An Altar in the World: Book Review

She signed, “to Karie, with love” on my book that was later splashed by Peach Chardonnay and Deep Creek Lake. The wine and water damage remind me of a much needed vacation and of the holiness found in ordinary objects. I think Barbara Brown Taylor would approve.

The chapters in this book can be read in any order but I have to admit I liked the way she ordered them, it felt like a structured worship service. While reading it I felt grounded in my faith and yet, free from the in the box thinking that a traditional church building typically holds. It’s a beautiful box, and I love it very much, but sometimes spirituality needs to be found outside of the usual sanctuary, especially when I can not be in the building because of the COVID-19 shut downs.

In each chapter I found a spiritual practice I could do no matter my location, although it was especially lovely to practice on vacation, outside of my usual comfort zones and spiritual places and explore the idea that, “The treasure we seek requires no lengthy expedition, no expensive equipment, no superior aptitude or social company. All we lack is the willingness to image that we already have everything we need. The only thing missing is our consent to be where we are.” (introduction xvii) In other words, I do not have to travel to my church building, or purchase an expensive ticket to a spiritual retreat, to commune with the divine. Those things are nice, but the divine is all around us all the time, what is lacking is awareness. “The longer I practice prayer, the more I think it is something that is always happening, like a radio wave that carries music through the air whether I tune in to it or not.” (p. 190)

After reading the second chapter, I practiced reverence by observing a pine tree for a long time. And I wondered why I don’t observe more of the world with reverence and adoration. I hope to make more time for that. It wasn’t until a few days later I remembered that a preaching professor had given similar instructions for our writing journals and a few times asked to observe and not write. The practice encouraged more descriptive writing and perhaps the spiritual discipline of reverence.

Her thoughts on encountering the stranger were beautiful as she compared hospitality, or philoxenia (love for stranger) to xenophobia (fear of stranger). I would love to add this chapter to a discussion on immigration and/or racism.

As for vocation, Barbara Brown Taylor says, “Whatever I decided to do for a living, it was not what I did but how I did it that mattered.” (p. 110) Other gems from this chapter include, “Kindness is not a bad religion, no matter what name you use for God.” (p. 115) and a quote from Irenaeus of Lyons “The glory of God is a human being fully alive” (p.118) to explain the dual nature of Christ. She includes this helpful story, “When I ask people to tell me how Jesus could be both fully human and fully divine, they often describe a kind of laminating process, in which his humanity was encased in divine plastic. The last thing to occur to most of us is that to be fully one is to be fully the other” (p. 118).
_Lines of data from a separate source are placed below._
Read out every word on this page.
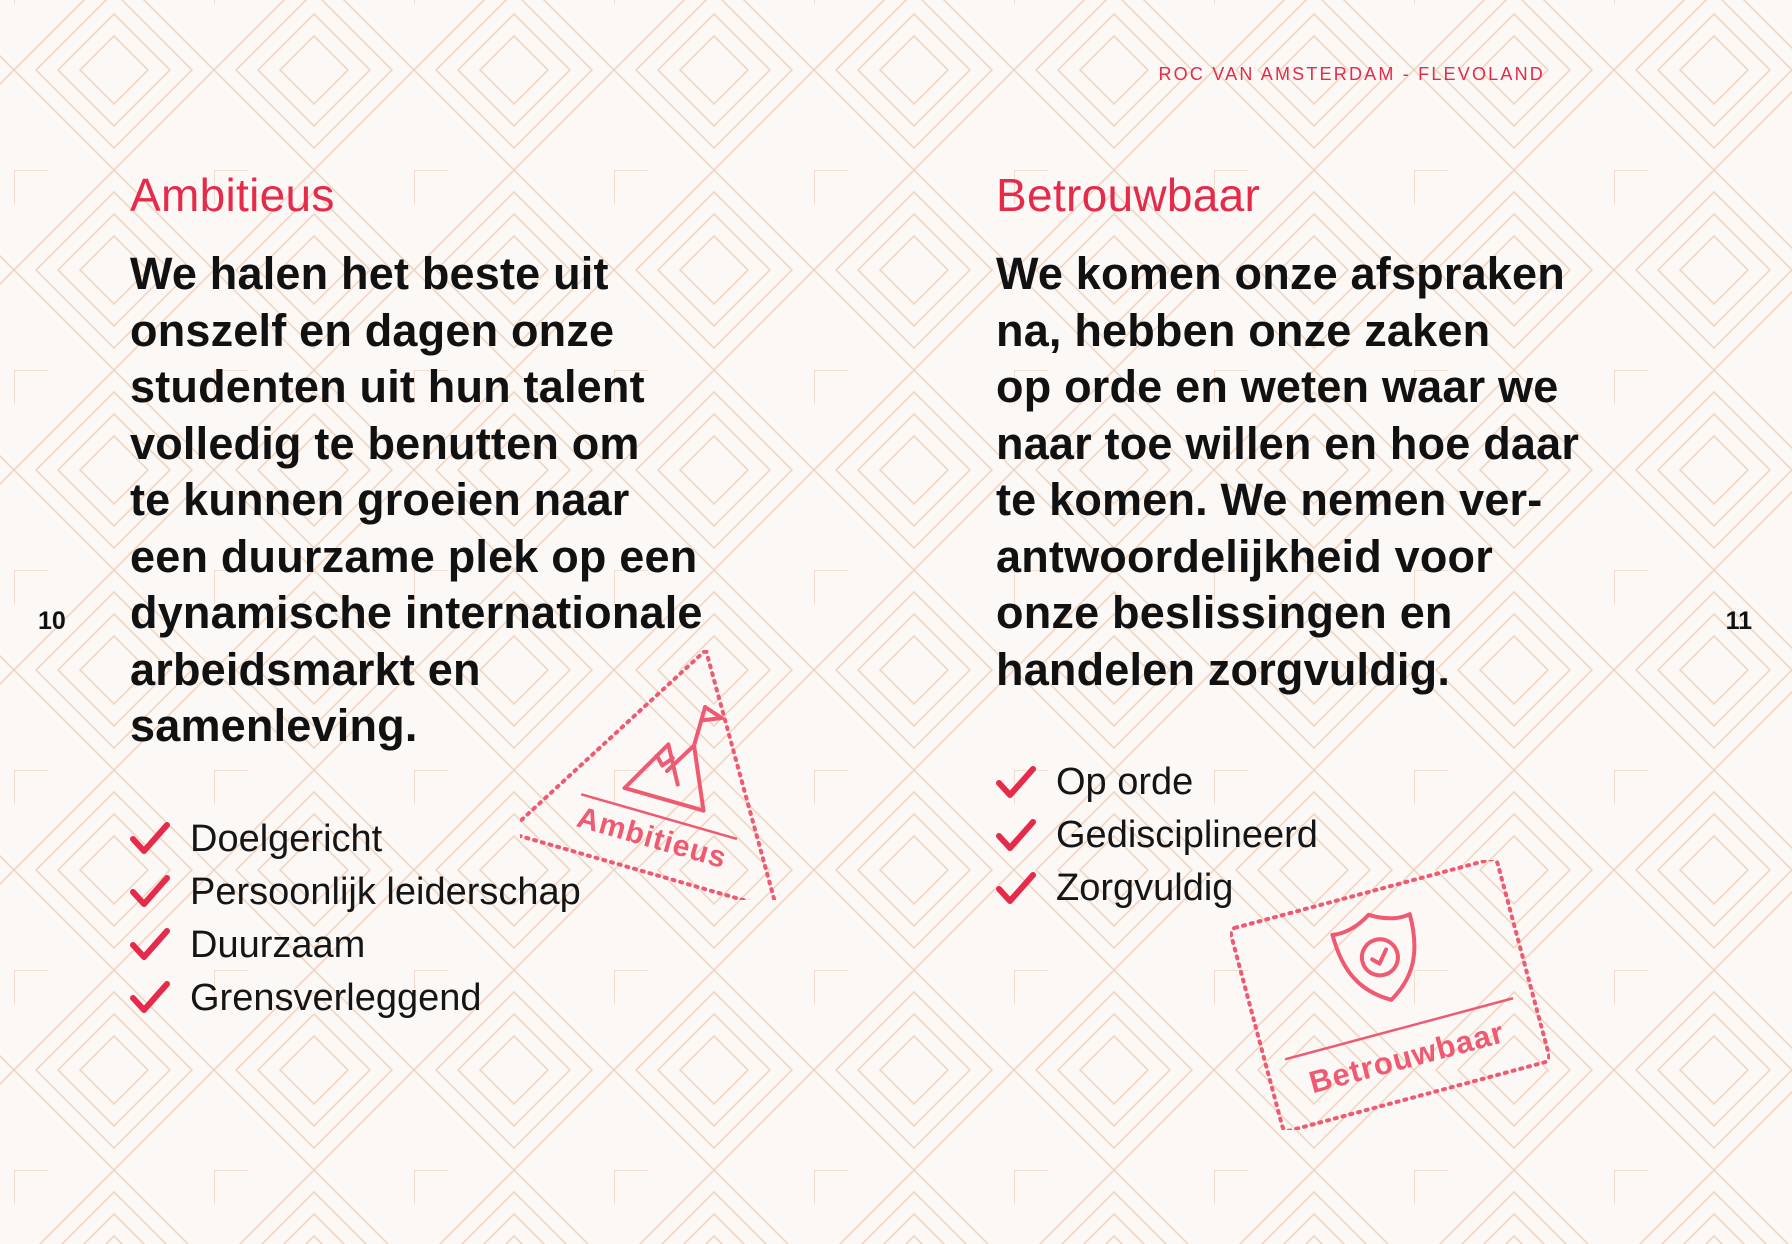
ROC VAN AMSTERDAM - FLEVOLAND
10	11
Ambitieus
We halen het beste uit
onszelf en dagen onze
studenten uit hun talent
volledig te benutten om
te kunnen groeien naar
een duurzame plek op een
dynamische internationale
arbeidsmarkt en
samenleving.
Doelgericht
Persoonlijk leiderschap
Duurzaam
Grensverleggend
Ambitieus
Betrouwbaar
We komen onze afspraken
na, hebben onze zaken
op orde en weten waar we
naar toe willen en hoe daar
te komen. We nemen ver-
antwoordelijkheid voor
onze beslissingen en
handelen zorgvuldig.
Op orde
Gedisciplineerd
Zorgvuldig
Betrouwbaar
As if I wasn’t already in love with this book, “I am a failure at prayer” (176) made me feel seen and loved, and not so alone. Traditional teaching about prayer, what to say, and how to hold your hands, never really “worked” for me. I resonated with “Brother David was the first person to tell me that prayer is not the same thing as prayers. …. Prayer, according to Brother David, is waking up to the presence of God no matter where I am or what I am doing. When I am fully alter to whatever or whoever is right in front of me; when I am electrically aware of the tremendous gift of being alive; when I am able to give myself wholly to the moment I am in, then I am in prayer. Prayer is happening, and it is not necessarily something that I am doing. God is happening, and I am lucky enough to know I am in The Midst.” (p. 178) Being aware of God’s presence is so much easier than saying the right words at the right time whatever that means. She talked about waiting, gratitude, and taking in simple pleasures as ways of connecting to God in prayer. And after expanding the boundaries of prayer she affirmed traditional set prayers too, “I stay curious about all of the different ways to pray set prayers, since those particular practices strike me as the stitches that keep the quilt of prayer in place.” (185) I would love to curl up in that quilt and listen for God, wouldn’t you?